Il s’agit de l’année où César Auguste édicta un recensement de toute la terre. En ce temps-là, l’Empire romain est à son apogée ; il entoure toute la Méditerranée. Les Romains tout fiers imaginaient avoir conquis toute la terre. Le monde était en paix, ce qui ne s’était jamais vu de mémoire d’homme ! Comme David, qui en avait été puni, il pensa compter tous les habitants de la terre pour savoir combien il avait de sujets. Donc ce récit commence par le souvenir d’un grand acte d’orgueil de l’Empereur dans toute sa gloire : Faire un recensement.

« Ce premier recensement eut lieu sous Quirinus, gouverneur de Syrie.
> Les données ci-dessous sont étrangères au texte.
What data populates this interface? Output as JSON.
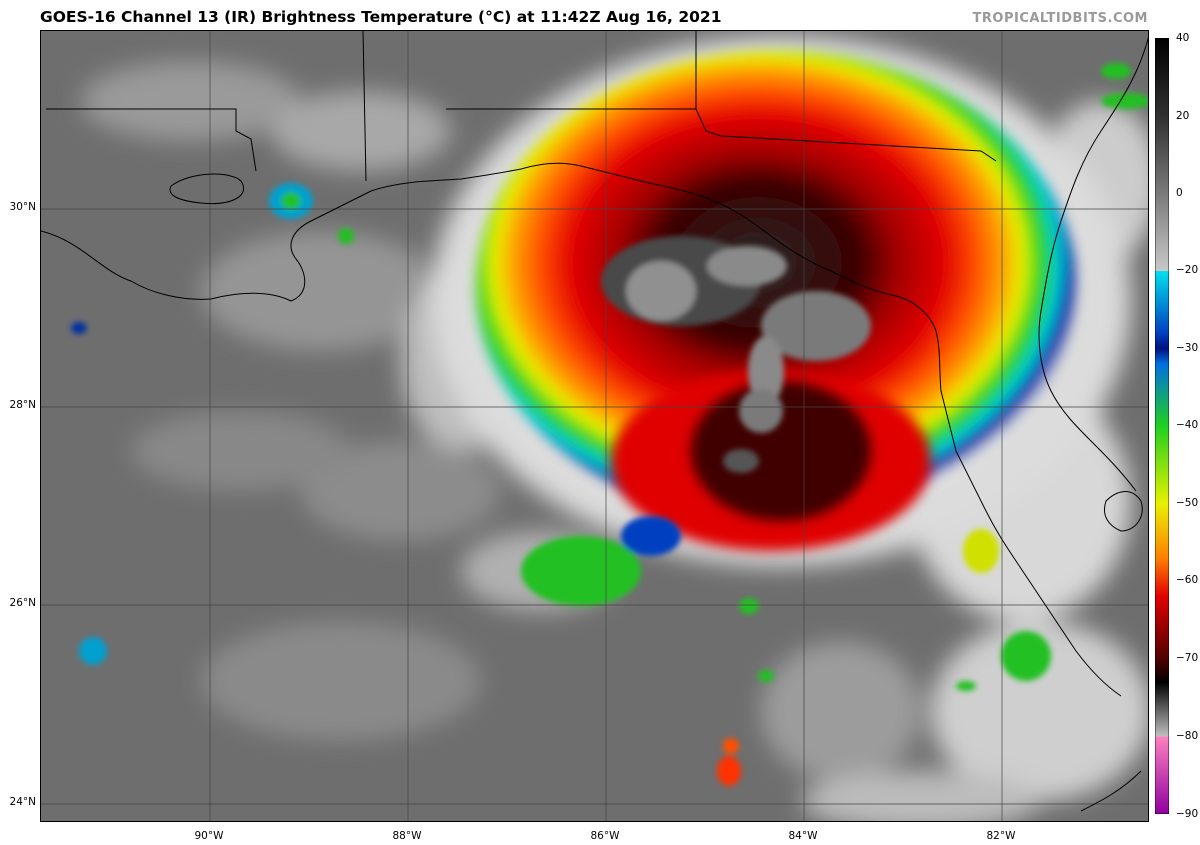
{
  "header": {
    "title": "GOES-16 Channel 13 (IR) Brightness Temperature (°C) at 11:42Z Aug 16, 2021",
    "credit": "TROPICALTIDBITS.COM"
  },
  "map": {
    "lat_labels": [
      "30°N",
      "28°N",
      "26°N",
      "24°N"
    ],
    "lon_labels": [
      "90°W",
      "88°W",
      "86°W",
      "84°W",
      "82°W"
    ],
    "colors": {
      "background_cloud_free": "#6e6e6e",
      "coldest_tops": "#2a2a2a",
      "storm_red": "#e00000",
      "storm_orange": "#ff8000",
      "storm_yellow": "#e8f000",
      "storm_green": "#20d020",
      "storm_cyan": "#00d0e0",
      "storm_blue": "#0020a0"
    }
  },
  "colorbar": {
    "labels": [
      "40",
      "20",
      "0",
      "−20",
      "−30",
      "−40",
      "−50",
      "−60",
      "−70",
      "−80",
      "−90"
    ],
    "units": "°C"
  }
}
Et tous allaient se faire recenser, chacun dans sa ville. »

À cette époque-là où l’on n’était pas individualiste, où l’on appartenait à une tribu bien repérée, à une race bien précise, on retournait dans le lieu originel de sa patrie, de sa tribu pour se faire inscrire.
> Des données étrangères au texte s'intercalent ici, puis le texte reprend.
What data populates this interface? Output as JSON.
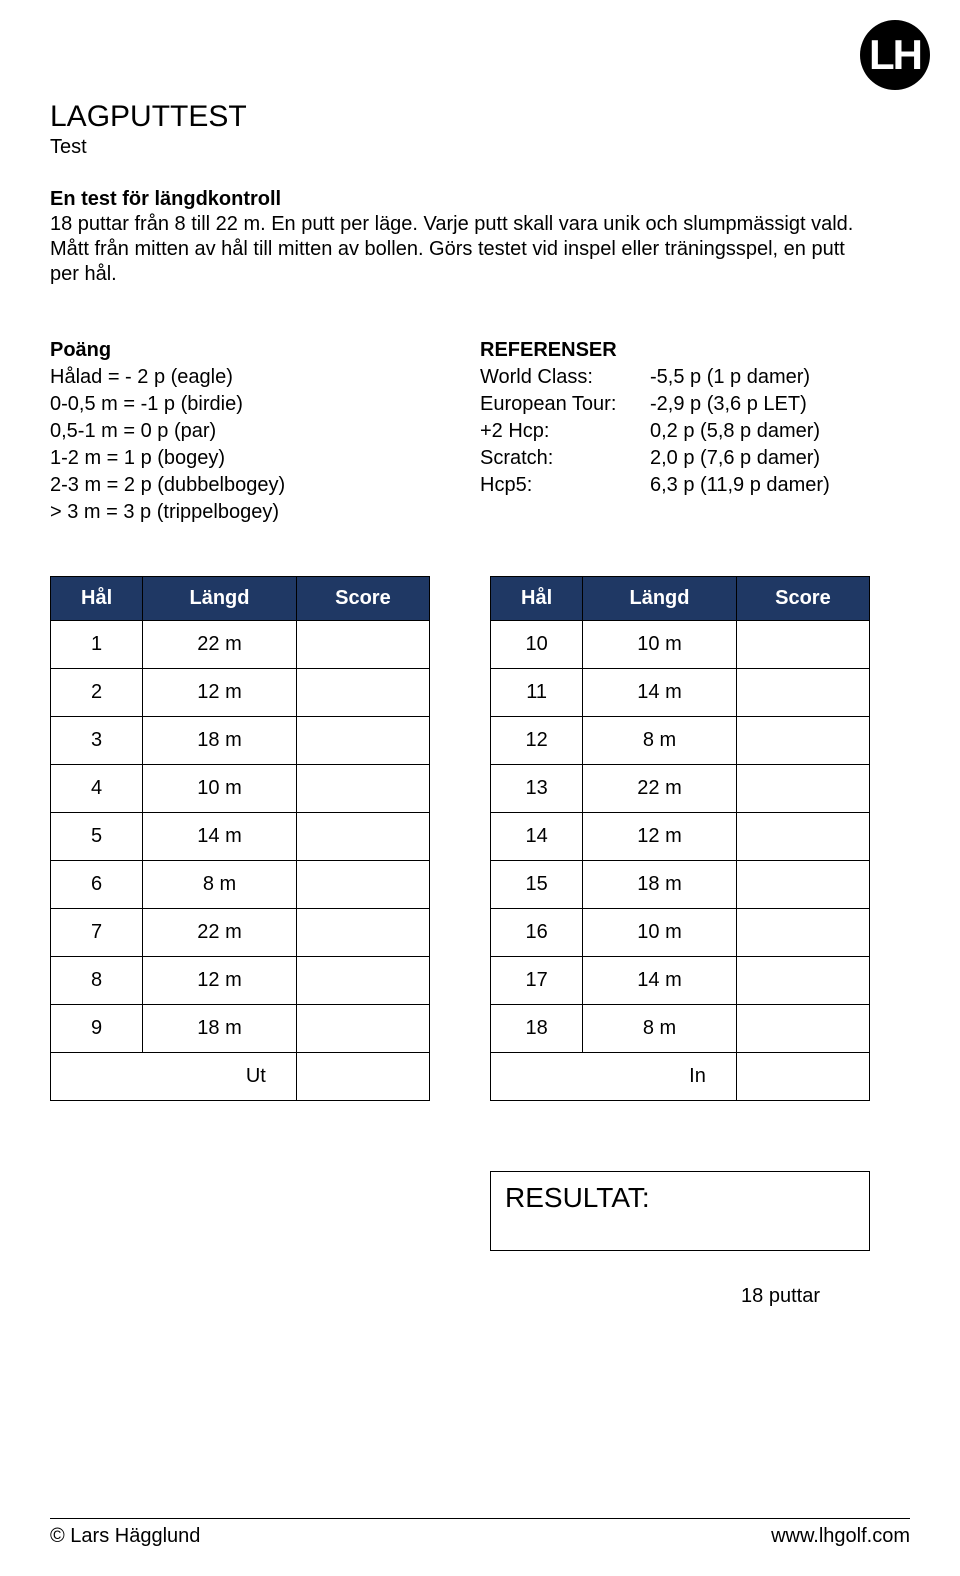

« Joseph donc monta de Galilée en Judée... car il était de la maison et de la lignée de David. »

Là nous avons un renseignement qui nous est donné par saint Luc qui y attachait la plus grande importance. Saint Joseph était donc de la maison et de la lignée de David, c’est-à-dire qu’il descendait du roi David et que c’était bien le sang de David qui coulait en lui.

Mais nous sommes étonnés d’apprendre qu’il était de Galilée, pays méprisé, car les païens s’y étaient établis et les populations y étaient très mélangées. Or en Galilée déjà méprisée, il y a un village encore plus méprisé : Nazareth.
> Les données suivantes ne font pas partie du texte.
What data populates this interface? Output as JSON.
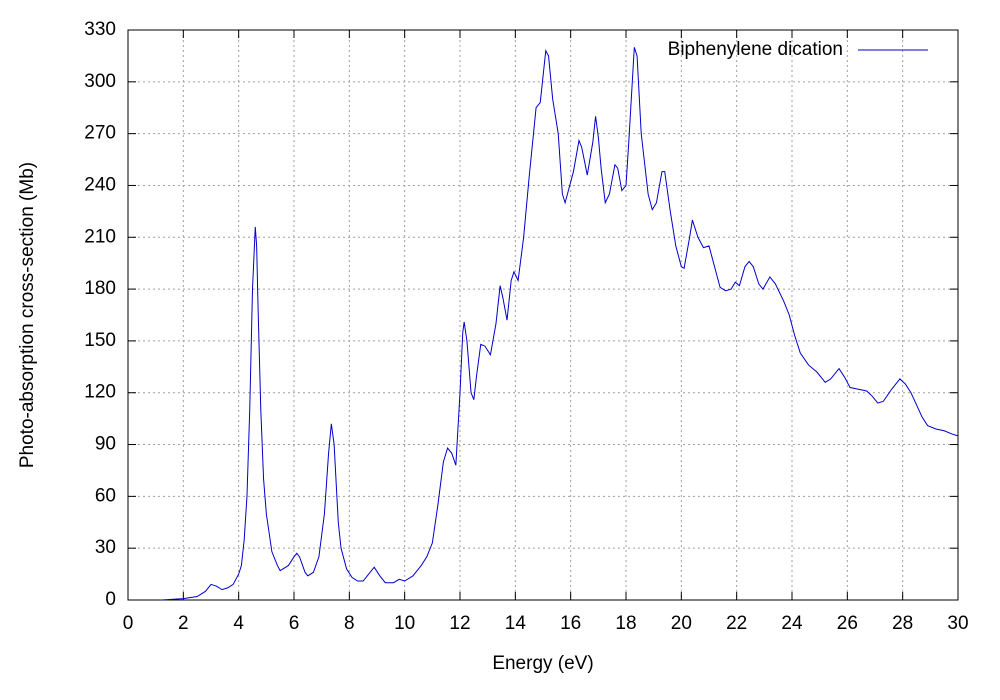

Donc Joseph et Marie vivaient dans une bourgade bien inconnue, bien méprisée, et ils vivaient comme des pauvres. Quelle chute ! Tout à l’heure nous parlions de l’Empereur César Auguste, et maintenant il est question de cet humble Joseph et de son épouse Marie, qui vivent dans une bourgade de Galilée, et cette bourgade s’appelle Nazareth ! « Et que peut-il sortir de bon de Nazareth ? » était une maxime qui se disait à l’époque dans le peuple juif ; et plus tard ce sera une objection contre la divinité de Notre Seigneur, car on savait que ce Jésus était de Nazareth. Or, le Messie devait être de Bethléem, de la race de David.

Il a donc fallu ce grand événement romain pour arracher saint Joseph le charpentier à son humilité, à son abjection et le faire aller à Bethléem avec Marie, son épouse, pour que Jésus naisse là où le prophète Michée a prédit sa naissance, afin que les Écritures soient accomplies et non pour que Jésus commence à vivre comme un Roi dans sa famille royale, car bientôt après il partira en exil en Égypte, puis reviendra aboutir à Nazareth dans l’abjection de son père nourricier, dans l’humilité de sa mère, et on n’en parlera plus.

Admirez les desseins de Dieu ! voyez comme il a voulu faire monter son Fils un moment dans cette ville royale de Bethléem pour réaliser les Écritures, et puis ensuite il répond à ce qu’il désire le plus ardemment dans son Cœur : que son Fils vive dans l’humilité et la pauvreté afin d’être tout près des pauvres hommes. Et Jésus, Marie, Joseph acceptent de rentrer dans leur néant jusqu’à l’heure de Dieu.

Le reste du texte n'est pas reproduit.